Well, it's going to give location of your IP, not your body (or even your CPU).
I, for example, am in the middle of a cow paddy. But correctly offers the name of the town where my IP is based (not the city to which my body is geographically closer).
Such are the relativities of "locating" a person according to IP.
Quick comment but a disclaimer first - I have a prejudice on this subject since I founded Digital Envoy which was the first IP geotargeting company. I no longer work there and the company was acquired back in 2007.
In general services that are on the cheaper end or free end of the spectrum rely heavily on whois data parsing and analysis. This is a highly inaccurate method of targeting. Companies that are specifically seeking to provide high quality and highly accurate data, like Digital Envoy, do a lot more analysis than just parsing public information. That said, the service is a lot more expensive than these cheap/free service. In the end, you get what you pay for. A lot of people start on these services and then graduate to more expensive services as their needs for accuracy increase.
Honestly, it doesn't really matter to me since I've already had my exit from my company but unfortunately I don't think this is true. Given how much data collection and analysis has to go into good IP geotargeting technology, this really is something that a for-profit company has to do. Otherwise at some point in the last 10 years that Digital Envoy has been around, the company would have been crushed by an open source or cheaper alternative. That isn't true and this is the main reason why, IMHO.
I imagine skyhook should have enormous leverage here. They business is normally the opposite, but it's foolish for them not to use their databases in the reverse. Same applies to large skyhok users such as Google and Apple, as they should have access to all of the same data.
Next, there is Amazon - they know where you live and they know your IP address. Everybody shops at Amazon.

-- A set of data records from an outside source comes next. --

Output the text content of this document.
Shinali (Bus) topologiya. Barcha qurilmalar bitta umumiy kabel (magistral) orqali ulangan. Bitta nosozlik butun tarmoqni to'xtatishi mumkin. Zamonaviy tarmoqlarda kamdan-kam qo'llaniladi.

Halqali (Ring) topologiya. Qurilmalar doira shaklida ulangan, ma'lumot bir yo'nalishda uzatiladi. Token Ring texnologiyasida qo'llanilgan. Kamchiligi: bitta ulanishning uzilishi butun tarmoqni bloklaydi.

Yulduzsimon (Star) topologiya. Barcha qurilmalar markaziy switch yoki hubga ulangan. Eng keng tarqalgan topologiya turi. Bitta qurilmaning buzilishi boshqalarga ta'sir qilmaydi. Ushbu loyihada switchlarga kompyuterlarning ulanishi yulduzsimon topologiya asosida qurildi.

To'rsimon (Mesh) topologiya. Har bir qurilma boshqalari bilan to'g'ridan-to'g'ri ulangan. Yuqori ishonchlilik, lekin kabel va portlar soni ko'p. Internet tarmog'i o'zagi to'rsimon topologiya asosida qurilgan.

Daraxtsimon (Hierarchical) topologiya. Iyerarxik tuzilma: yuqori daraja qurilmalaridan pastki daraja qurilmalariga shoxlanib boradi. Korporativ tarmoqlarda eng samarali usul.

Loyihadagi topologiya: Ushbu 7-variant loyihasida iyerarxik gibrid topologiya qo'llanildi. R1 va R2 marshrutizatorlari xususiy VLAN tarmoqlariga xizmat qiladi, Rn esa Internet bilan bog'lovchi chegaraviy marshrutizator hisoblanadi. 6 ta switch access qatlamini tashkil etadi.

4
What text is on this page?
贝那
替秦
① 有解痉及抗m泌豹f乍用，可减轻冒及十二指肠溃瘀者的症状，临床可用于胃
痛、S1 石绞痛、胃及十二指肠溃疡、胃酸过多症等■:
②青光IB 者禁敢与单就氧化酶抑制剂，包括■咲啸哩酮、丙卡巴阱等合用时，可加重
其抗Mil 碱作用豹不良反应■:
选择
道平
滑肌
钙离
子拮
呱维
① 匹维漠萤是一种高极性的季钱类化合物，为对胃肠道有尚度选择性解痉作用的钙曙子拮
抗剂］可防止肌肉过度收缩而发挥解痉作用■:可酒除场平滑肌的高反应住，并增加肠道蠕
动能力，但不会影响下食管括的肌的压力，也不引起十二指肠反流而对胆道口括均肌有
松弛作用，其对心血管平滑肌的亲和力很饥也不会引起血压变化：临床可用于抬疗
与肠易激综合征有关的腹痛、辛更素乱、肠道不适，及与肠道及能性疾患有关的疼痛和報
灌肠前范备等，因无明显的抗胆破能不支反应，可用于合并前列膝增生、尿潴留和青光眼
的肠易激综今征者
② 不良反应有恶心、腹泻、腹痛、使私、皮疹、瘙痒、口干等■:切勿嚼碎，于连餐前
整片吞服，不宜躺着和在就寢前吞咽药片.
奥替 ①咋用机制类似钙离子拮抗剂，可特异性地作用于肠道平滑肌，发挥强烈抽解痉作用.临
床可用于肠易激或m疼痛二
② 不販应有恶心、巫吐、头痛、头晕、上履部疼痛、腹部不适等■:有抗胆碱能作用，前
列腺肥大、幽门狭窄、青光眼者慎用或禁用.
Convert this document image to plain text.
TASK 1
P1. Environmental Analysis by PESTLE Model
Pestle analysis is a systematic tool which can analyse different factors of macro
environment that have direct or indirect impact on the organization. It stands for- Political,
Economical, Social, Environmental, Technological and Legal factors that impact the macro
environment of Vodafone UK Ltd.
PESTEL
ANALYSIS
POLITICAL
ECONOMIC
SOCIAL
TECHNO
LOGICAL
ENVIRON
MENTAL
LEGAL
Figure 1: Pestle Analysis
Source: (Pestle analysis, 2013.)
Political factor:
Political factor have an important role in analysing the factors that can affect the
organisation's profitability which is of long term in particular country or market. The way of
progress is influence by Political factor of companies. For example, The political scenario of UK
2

Now, I can't think of an open & free way to collect exact information yet... ideas?
Good ideas but there are issues with this approach. But to explain them here would probably cause me to run out of characters and bore 99% of HN readers. But you're absolutely right that some of these sources could help augment the accuracy of any IP geotargeting system. Unfortunately this type of data has been hard to get a hold of because of either privacy policy issues or some strange beliefe that this was proprietary/trade secret information.
Trust me, I've tried this in the past and came up empty most of the time. That said, it is a really good idea.
Being good and doing good in market doesn't mean everything. If you say so, Linux wouldn't have been developed, as MS, apple has already been in the market and doing great.
Wonder how it fares in different countries (For me, it shows me as London, UK whereas I'm actually a hundred or so miles outside London).